La storia lo chiamerà il Bogotazo, l’insurrezione rabbiosa di Bogotà. E’ solo l’inizio. A migliaia, dalle campagne cominciano a muovere verso la grande città gruppi di contadini con in pugno vecchi schioppi, qualche carabina automatica, falcetti e machetes. Non meno furiosamente, il governo ha però intanto scatenato la prevedibile repressione: i soldati sparano a vista, fucilano sul posto i partigiani di Gaitán catturati. La fuga degli insorti è altrettanto disordinata della loro violenza. Retrocedono e man mano che lungo il cammino incontrano gli altri manifestanti in arrivo li indirizzano verso le montagne in cui la memoria suggerisce loro di organizzare la resistenza.

Attraverso numerosi avvenimenti e situazioni diverse, prende corpo da quell’evento tragico il movimento armato che darà origine alle FARC e successivamente ad altre formazioni armate irregolari. Quarant’anni dopo, continua la catena di lutti per il progressismo colombiano: un altro suo candidato alla Presidenza, Luis Carlos Galán, viene assassinato da due sicari del narcotraffico mentre in un comizio rinnova la promessa di riscatto già proclamata da Gaitán. Ho assistito all’ attentato: non ho visto sparare, ma mi trovavo a non più d’un centinaio di metri. La folla appariva attonita. Lo sgomento potette più della rabbia. Ma probabilmente è il ricordo, meglio l’incubo del Bogotazo che l’ha trattenuta da un nuovo impazzimento.  L’ episodio è l’innecessaria conferma della continuità storica del feroce conflitto sociale che dilania il paese.

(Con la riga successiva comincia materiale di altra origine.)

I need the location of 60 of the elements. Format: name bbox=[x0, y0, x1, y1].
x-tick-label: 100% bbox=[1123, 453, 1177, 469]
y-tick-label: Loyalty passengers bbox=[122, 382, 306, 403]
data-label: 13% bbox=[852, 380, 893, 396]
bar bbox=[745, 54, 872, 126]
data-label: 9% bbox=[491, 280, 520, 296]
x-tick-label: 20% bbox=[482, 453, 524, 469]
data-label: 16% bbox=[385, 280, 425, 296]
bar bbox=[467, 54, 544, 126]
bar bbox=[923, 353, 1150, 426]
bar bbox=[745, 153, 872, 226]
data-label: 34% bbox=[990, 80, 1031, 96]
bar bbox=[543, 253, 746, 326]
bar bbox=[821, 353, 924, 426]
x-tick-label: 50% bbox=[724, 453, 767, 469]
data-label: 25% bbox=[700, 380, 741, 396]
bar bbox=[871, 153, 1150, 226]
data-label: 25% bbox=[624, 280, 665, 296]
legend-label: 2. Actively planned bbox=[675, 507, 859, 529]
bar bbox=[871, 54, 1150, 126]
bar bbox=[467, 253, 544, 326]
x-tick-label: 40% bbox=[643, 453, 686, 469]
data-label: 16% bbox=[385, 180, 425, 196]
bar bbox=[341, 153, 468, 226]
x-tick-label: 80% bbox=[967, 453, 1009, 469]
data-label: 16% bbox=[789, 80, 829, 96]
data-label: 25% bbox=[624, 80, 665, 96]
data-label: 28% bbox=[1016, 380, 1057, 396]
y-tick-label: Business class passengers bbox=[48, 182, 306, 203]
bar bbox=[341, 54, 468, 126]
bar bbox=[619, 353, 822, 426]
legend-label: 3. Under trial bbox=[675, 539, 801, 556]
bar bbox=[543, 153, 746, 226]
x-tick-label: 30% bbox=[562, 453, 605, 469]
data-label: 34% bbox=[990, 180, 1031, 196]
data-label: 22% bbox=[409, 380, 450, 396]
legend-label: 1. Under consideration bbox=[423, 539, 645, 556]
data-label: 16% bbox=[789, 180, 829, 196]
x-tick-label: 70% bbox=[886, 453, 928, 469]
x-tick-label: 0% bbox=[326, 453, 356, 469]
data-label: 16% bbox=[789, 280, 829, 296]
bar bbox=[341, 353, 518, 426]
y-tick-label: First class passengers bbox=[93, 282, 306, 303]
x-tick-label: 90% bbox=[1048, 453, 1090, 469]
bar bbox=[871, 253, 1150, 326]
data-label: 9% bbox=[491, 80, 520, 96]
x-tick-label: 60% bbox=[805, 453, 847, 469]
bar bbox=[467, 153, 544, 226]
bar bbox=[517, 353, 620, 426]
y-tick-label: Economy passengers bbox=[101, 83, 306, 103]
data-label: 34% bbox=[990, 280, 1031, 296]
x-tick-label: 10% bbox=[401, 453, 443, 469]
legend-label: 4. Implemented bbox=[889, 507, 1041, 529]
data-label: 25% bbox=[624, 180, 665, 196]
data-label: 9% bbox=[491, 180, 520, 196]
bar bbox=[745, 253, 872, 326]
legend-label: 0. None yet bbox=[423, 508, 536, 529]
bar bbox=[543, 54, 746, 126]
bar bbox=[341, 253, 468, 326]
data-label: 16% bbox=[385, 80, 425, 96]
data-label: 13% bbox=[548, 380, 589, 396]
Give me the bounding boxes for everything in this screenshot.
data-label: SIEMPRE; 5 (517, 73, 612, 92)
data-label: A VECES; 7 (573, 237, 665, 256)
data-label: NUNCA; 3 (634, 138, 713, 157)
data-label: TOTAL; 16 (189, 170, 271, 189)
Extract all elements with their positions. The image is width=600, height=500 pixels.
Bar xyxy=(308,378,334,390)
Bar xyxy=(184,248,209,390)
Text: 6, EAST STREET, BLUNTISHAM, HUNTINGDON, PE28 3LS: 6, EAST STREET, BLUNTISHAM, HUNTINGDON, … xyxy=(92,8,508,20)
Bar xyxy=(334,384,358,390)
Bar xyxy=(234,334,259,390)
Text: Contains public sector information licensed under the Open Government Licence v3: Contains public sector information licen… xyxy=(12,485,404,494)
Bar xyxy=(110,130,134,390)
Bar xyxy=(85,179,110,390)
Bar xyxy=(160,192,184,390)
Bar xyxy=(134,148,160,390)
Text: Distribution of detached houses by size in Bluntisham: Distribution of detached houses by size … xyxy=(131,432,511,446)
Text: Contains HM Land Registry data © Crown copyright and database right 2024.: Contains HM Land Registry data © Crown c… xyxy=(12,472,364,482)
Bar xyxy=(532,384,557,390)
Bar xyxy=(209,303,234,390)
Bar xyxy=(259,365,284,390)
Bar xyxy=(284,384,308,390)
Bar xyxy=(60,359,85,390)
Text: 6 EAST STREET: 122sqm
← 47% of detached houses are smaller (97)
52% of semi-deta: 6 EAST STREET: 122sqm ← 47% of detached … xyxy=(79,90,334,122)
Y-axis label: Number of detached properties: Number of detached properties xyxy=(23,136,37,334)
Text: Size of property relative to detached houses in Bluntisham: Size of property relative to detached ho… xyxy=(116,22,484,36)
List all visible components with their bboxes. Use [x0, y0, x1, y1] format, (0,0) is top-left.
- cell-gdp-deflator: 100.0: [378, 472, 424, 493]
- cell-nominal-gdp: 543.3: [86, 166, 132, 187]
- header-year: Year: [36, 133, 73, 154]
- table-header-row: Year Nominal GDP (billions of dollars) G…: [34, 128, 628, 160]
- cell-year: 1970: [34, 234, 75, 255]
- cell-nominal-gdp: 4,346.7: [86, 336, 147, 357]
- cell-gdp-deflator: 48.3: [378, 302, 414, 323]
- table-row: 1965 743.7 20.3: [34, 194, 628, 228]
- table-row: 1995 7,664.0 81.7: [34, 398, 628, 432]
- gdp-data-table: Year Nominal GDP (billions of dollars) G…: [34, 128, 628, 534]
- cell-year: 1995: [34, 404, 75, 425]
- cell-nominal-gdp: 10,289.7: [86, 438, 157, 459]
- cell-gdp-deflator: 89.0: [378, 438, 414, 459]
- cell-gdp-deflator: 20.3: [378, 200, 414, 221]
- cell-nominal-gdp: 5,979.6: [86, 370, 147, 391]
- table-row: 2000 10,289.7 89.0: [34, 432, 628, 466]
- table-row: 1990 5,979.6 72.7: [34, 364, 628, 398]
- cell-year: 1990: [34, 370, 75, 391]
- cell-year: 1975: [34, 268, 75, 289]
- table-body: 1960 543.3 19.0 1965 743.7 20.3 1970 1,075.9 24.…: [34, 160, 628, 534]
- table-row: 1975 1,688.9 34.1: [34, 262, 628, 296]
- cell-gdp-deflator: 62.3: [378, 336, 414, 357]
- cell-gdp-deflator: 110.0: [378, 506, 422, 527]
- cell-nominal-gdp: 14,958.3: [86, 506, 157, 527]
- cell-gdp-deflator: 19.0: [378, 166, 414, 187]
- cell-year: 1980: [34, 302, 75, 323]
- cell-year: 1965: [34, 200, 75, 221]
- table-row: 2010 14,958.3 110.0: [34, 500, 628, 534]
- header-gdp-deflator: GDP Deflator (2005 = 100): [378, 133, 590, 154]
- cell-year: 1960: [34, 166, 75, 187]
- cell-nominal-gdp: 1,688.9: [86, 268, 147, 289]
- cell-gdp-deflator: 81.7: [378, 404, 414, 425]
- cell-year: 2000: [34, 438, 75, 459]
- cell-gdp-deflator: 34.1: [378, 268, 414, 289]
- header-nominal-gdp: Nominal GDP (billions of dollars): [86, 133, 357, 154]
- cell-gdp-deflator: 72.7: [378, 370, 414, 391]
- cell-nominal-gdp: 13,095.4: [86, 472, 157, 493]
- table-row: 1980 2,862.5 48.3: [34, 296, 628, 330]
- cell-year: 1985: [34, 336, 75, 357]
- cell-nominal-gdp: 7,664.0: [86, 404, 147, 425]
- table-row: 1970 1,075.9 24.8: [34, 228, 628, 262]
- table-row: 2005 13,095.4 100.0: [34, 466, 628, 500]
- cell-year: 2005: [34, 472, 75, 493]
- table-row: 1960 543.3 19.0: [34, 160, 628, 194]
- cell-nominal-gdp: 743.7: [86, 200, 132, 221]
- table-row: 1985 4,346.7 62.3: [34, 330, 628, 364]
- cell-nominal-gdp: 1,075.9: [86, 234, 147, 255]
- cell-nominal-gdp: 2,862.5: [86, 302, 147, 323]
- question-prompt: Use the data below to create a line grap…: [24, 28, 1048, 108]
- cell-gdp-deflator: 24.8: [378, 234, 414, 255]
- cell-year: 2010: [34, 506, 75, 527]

Le conseguenze di un eventuale fallimento anche di quest’ ultimo tentativo di porvi fine, ad accordo quasi raggiunto, sarebbero catastrofiche. Dopo un decennio di crescita, l’economia colombiana al pari di quella dell’intero Sudamerica sta frenando. La caduta del prezzo internazionale del petrolio taglia i profitti dell’export. L’inflazione si avvicina al 10 per cento e il fenomeno meteorologico conosciuto come El Niño complica la produzione agricola, l’aumento dei tassi d’interesse limita il credito e l’occupazione. La pace è anche un investimento economico, darebbe ulteriore credibilità al paese. Sarebbe la definitiva dimostrazione che i colombiani sono capaci di liberarsi della loro crudele solitudine.